Congressional Budget Office foresees difficult economic times ahead!
WASHINGTON - August 19, 2010 - The U.S. economy faces even more difficult times ahead with chronic high unemployment rates and slow manufacturing growth, Congressional Budget Office Director Douglas Elmendorf said on Thursday.
The U.S. unemployment rate will not fall to around 5% until 2014, Elmendorf wrote in his blog about CBO's new economic and budget outlook.
Without significant changes in U.S. tax and spending laws, the U.S. government will struggle to dig its way out of a fiscal deficit hole, the CBO said, and this may influence the outcome of the November 2 midterm congressional elections.
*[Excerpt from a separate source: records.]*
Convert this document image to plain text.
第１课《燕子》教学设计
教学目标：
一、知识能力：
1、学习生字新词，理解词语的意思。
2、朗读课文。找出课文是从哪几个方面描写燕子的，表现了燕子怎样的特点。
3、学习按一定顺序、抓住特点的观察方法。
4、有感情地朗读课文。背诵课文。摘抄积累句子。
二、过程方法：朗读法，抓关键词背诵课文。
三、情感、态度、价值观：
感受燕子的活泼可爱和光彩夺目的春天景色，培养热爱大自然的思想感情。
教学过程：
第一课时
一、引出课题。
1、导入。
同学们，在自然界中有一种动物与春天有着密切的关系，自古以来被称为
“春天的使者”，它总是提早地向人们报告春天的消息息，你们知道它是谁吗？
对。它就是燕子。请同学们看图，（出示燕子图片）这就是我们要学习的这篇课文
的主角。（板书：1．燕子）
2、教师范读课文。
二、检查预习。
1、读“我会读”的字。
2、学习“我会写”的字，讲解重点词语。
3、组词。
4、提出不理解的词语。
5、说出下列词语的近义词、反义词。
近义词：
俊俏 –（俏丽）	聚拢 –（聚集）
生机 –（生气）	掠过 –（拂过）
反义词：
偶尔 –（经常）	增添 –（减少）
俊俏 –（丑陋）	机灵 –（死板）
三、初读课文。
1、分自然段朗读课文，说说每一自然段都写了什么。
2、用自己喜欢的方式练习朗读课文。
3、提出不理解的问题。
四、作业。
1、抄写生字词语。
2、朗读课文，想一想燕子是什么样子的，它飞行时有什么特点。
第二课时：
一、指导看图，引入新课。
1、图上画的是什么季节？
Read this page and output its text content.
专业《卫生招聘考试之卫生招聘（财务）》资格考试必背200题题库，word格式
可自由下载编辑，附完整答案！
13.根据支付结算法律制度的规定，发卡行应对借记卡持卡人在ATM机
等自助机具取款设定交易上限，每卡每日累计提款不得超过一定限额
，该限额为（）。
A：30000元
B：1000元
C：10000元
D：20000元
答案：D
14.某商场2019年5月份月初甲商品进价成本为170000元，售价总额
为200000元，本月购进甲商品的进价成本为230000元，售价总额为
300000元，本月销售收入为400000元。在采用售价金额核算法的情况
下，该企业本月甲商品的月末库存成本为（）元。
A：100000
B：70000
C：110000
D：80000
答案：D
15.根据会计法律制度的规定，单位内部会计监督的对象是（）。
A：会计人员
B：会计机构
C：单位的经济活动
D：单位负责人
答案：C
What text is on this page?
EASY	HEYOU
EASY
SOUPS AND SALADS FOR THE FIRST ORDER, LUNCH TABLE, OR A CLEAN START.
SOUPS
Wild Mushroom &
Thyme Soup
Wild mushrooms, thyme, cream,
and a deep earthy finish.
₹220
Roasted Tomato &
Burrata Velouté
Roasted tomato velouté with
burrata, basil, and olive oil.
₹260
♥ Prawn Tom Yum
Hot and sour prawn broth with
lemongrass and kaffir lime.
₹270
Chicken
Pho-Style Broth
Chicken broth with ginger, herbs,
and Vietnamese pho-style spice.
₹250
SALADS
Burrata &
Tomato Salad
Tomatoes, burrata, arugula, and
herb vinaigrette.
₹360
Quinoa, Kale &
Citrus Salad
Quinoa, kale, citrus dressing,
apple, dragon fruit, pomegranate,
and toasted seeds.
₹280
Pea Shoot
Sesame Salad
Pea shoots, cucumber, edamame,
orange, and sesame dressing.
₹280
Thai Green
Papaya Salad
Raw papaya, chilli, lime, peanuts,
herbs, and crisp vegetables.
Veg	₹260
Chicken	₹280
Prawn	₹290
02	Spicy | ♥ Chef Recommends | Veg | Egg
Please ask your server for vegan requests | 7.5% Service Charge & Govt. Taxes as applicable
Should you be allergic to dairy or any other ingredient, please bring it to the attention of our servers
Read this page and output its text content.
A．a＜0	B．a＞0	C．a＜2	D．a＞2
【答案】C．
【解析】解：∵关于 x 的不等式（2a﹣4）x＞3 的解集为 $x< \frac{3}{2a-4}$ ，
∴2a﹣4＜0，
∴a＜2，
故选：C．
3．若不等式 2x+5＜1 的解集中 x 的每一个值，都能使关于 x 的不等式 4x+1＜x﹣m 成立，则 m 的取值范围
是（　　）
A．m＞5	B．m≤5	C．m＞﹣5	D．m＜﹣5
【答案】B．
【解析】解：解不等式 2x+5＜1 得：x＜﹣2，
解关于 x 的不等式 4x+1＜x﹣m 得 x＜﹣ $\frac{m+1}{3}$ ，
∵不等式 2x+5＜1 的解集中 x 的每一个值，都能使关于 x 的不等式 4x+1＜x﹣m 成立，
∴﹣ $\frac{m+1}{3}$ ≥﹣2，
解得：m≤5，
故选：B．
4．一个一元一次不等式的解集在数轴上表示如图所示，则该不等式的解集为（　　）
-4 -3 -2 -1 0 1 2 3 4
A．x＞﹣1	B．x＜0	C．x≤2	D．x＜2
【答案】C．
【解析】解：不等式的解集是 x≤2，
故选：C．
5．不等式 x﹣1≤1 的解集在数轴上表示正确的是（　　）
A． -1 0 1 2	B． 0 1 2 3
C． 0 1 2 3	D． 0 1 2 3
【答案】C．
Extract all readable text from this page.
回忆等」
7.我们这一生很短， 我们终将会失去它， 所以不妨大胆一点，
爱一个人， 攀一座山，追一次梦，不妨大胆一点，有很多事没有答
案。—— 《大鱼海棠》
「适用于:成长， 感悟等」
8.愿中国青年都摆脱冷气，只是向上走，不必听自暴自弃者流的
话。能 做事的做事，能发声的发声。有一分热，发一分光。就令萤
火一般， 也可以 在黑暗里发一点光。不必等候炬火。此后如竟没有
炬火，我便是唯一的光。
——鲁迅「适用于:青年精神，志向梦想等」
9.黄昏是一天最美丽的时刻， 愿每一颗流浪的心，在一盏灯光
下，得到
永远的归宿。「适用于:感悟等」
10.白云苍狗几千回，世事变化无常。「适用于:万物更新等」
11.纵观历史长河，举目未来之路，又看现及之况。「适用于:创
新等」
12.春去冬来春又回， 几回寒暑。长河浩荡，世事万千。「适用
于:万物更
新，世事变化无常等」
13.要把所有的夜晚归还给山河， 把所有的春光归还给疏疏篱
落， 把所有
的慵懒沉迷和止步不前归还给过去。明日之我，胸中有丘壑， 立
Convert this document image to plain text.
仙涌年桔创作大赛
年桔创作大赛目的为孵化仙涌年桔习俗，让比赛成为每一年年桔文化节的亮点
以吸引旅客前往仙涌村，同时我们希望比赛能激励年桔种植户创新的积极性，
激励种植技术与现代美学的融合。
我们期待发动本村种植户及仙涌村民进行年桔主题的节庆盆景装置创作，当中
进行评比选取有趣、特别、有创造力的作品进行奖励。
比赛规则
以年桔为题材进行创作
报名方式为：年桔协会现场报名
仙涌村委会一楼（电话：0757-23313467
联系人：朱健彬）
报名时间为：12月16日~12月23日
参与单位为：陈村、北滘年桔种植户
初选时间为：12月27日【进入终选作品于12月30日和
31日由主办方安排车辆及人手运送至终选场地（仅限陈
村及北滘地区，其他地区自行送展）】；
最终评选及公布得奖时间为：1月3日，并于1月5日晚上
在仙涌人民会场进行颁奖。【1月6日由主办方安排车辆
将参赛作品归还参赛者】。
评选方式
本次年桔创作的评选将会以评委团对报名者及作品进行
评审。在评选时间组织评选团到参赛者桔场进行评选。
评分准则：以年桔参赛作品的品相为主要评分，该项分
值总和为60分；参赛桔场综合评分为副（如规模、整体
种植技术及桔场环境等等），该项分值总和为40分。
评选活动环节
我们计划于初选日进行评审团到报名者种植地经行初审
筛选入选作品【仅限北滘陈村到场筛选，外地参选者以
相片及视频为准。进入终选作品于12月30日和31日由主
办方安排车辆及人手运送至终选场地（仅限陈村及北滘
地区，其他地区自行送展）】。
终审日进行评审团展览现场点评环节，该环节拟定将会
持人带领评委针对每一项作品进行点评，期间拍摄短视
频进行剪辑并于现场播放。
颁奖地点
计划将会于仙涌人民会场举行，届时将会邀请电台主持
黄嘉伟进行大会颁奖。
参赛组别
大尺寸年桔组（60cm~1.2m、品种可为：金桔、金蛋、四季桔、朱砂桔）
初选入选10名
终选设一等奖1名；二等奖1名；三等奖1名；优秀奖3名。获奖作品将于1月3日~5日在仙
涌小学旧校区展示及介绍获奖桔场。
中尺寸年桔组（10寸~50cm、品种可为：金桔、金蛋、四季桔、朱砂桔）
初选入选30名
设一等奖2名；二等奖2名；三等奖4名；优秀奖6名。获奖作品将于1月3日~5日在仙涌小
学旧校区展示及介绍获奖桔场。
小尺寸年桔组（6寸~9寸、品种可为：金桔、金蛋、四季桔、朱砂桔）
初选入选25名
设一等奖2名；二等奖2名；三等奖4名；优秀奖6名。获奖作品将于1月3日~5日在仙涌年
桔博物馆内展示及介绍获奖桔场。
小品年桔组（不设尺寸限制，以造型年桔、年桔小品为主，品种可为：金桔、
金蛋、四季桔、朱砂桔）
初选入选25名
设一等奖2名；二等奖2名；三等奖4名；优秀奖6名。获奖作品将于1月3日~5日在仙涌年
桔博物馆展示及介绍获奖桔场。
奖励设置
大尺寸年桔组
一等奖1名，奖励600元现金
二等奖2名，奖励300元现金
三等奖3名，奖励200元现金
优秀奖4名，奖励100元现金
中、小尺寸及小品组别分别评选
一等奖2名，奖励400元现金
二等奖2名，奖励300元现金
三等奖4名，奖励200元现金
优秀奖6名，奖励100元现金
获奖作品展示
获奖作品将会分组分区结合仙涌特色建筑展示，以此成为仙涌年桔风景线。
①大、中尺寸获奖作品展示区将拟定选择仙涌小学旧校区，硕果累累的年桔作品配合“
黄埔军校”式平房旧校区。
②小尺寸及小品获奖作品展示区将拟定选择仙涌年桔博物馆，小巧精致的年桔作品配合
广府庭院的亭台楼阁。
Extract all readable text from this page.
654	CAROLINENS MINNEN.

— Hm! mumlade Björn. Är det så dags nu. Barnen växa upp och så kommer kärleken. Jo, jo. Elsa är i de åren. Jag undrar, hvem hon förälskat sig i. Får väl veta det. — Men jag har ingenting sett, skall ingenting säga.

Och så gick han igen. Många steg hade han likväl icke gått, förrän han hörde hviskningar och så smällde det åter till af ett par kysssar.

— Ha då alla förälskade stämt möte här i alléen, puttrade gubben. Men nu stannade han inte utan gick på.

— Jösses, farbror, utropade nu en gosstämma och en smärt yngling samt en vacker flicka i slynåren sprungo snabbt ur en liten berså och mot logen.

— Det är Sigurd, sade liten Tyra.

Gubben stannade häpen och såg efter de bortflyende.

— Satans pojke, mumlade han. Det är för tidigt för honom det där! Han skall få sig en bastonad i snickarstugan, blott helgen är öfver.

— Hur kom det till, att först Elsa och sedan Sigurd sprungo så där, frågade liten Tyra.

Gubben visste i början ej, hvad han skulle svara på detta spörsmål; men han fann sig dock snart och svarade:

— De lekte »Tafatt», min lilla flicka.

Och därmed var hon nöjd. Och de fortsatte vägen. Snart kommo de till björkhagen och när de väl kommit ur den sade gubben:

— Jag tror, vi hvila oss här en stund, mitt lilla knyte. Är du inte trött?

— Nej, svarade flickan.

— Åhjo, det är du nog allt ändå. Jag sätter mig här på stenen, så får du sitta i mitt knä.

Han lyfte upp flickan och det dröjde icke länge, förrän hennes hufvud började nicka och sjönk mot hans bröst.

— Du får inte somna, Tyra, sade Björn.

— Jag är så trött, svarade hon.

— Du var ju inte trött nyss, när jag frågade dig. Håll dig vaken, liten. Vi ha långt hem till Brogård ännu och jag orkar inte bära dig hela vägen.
Anxiety over the economy could punish illegitimate President Barack Obama's Democrats at the polls given perceptions of big budget deficits resulting from government spending and high unemployment.
CBO, the non-partisan budget analyst for Congress, forecast the U.S. budget deficit will hit $1.342 trillion this year, down slightly from its March projection of $1.368 trillion.
CBO attributed most of the $27 billion change in its fiscal 2010 deficit projection to an estimated $50 billion reduction in the cost of TARP, the U.S. government's bailout of financial institutions in 2009.
CBO also forecast a $1.066 trillion deficit for fiscal year 2011, which begins on October 1, up slightly from the March estimate of $996 billion.